Adriano Espaillat y el valor estratégico de la representación

23 Junio 2026   Affe Gutierrez   826

Adriano Espaillat y el valor estratégico de la representación

A votar por Adriano!!!!!!

Por Affe Gutiérrez

Santo Domingo. - La política suele cometer un error recurrente: confundir simpatía ideológica con interés estratégico. Son conceptos distintos. Un ciudadano puede discrepar profundamente de las ideas de un político y, al mismo tiempo, reconocer el valor que representa para una comunidad, una institución o una causa determinada.

Ese es el caso de Adriano Espaillat.

No comparto gran parte de la visión ideológica que hoy domina sectores importantes del Partido Demócrata. Mi convicción dogmática cristiana, mi formación intelectual, mi visión sobre soberanía, identidad nacional, seguridad, fronteras y ciertos aspectos de la agenda progresista me colocan en posiciones distintas a las que suele defender el congresista dominicano. Sin embargo, una evaluación seria obliga a separar las diferencias doctrinales de los intereses permanentes de una comunidad.

La pregunta relevante no es si cada dominicano está de acuerdo con Adriano Espaillat. La pregunta es qué representa objetivamente su presencia en el Congreso de los Estados Unidos para la comunidad dominicana y para la diáspora hispana en general.

Espaillat no es simplemente otro legislador. Es el resultado de décadas de acumulación política de una comunidad inmigrante que pasó de ocupar apartamentos rentados en Washington Heights a ocupar espacios de poder en Albany y Washington. Su llegada al Congreso simbolizó un salto histórico para cientos de miles de dominicanos que durante generaciones carecieron de representación propia en los centros de decisión de la principal potencia del mundo.

La política es influencia. Y la influencia tarda décadas en construirse.

Mientras algunos observan una candidatura únicamente desde la óptica ideológica, otros entienden que la representación política funciona como un activo estratégico. Los espacios de poder no permanecen vacíos. Cuando una comunidad pierde uno, otra comunidad lo ocupa.

Ese principio es particularmente importante para los dominicanos de Nueva York.

La eventual salida de Espaillat tendría ventajas y desventajas que merecen ser examinadas con honestidad.

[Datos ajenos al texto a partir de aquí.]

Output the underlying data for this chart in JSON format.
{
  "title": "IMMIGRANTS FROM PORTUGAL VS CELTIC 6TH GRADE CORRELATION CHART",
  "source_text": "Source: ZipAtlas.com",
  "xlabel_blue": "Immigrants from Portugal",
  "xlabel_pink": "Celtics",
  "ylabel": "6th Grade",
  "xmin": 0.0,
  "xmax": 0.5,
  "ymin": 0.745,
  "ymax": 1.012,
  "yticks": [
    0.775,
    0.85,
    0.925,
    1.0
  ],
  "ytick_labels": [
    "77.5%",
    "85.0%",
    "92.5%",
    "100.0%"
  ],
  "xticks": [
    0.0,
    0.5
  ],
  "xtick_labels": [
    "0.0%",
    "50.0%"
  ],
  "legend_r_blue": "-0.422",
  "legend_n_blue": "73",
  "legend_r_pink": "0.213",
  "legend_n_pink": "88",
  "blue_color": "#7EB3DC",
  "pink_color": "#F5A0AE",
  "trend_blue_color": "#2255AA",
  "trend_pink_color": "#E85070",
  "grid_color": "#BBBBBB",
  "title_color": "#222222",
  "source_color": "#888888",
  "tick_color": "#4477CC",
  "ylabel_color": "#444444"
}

Entre los aspectos positivos que algunos observan se encuentra la posibilidad de un relevo generacional, nuevas perspectivas sobre vivienda, desigualdad económica y una representación más alineada con sectores progresistas emergentes. Todo sistema democrático necesita renovación y ninguna figura política debe considerarse insustituible.

Sin embargo, también existen costos potenciales.

La pérdida de una figura con décadas de experiencia legislativa, relaciones institucionales consolidadas y acceso directo a estructuras de poder federal no es un evento neutro. La influencia política no se transfiere automáticamente con una elección. Se construye a través del tiempo, de redes, de confianza institucional y de resultados acumulados.

La comunidad dominicana podría descubrir que reemplazar representación simbólica es sencillo; reemplazar influencia real es mucho más difícil.

Existe además una dimensión identitaria que no debe ignorarse.

Durante años, Espaillat ha sido una de las voces dominicanas más visibles dentro de la política estadounidense. Ha participado en debates migratorios, asuntos hemisféricos, iniciativas comunitarias y actividades vinculadas a la cultura dominicana. Su figura se ha convertido en un punto de referencia para una comunidad que todavía continúa ampliando su presencia dentro de las estructuras de poder norteamericanas.

Esto no significa que deba estar exento de críticas. Ningún político lo está.

Pero tampoco significa que una comunidad deba ignorar el valor estratégico de conservar posiciones que tomó décadas alcanzar.

Las comunidades exitosas piensan en generaciones, no únicamente en ciclos electorales. Entienden que los espacios de representación constituyen activos colectivos que trascienden simpatías personales y diferencias ideológicas.

Por eso, independientemente de las posiciones que cada ciudadano adopte frente al Partido Demócrata, al progresismo o a cualquier otra corriente política, la discusión sobre Adriano Espaillat merece abordarse desde una perspectiva más amplia.

La verdadera pregunta no es quién gana una primaria.

La verdadera pregunta es qué capacidad de influencia desea conservar la comunidad dominicana dentro de la estructura política de los Estados Unidos durante las próximas décadas.

Y esa es una decisión mucho más trascendental que una simple diferencia ideológica. Así que la comunidad dominicana, sobre todo la dominicana debe ir hoy masivamente a votar por Adriano Espaillat.

El autor es Piloto, Abogado, Comunicador y Magister en Defensa y Seguridad Nacional.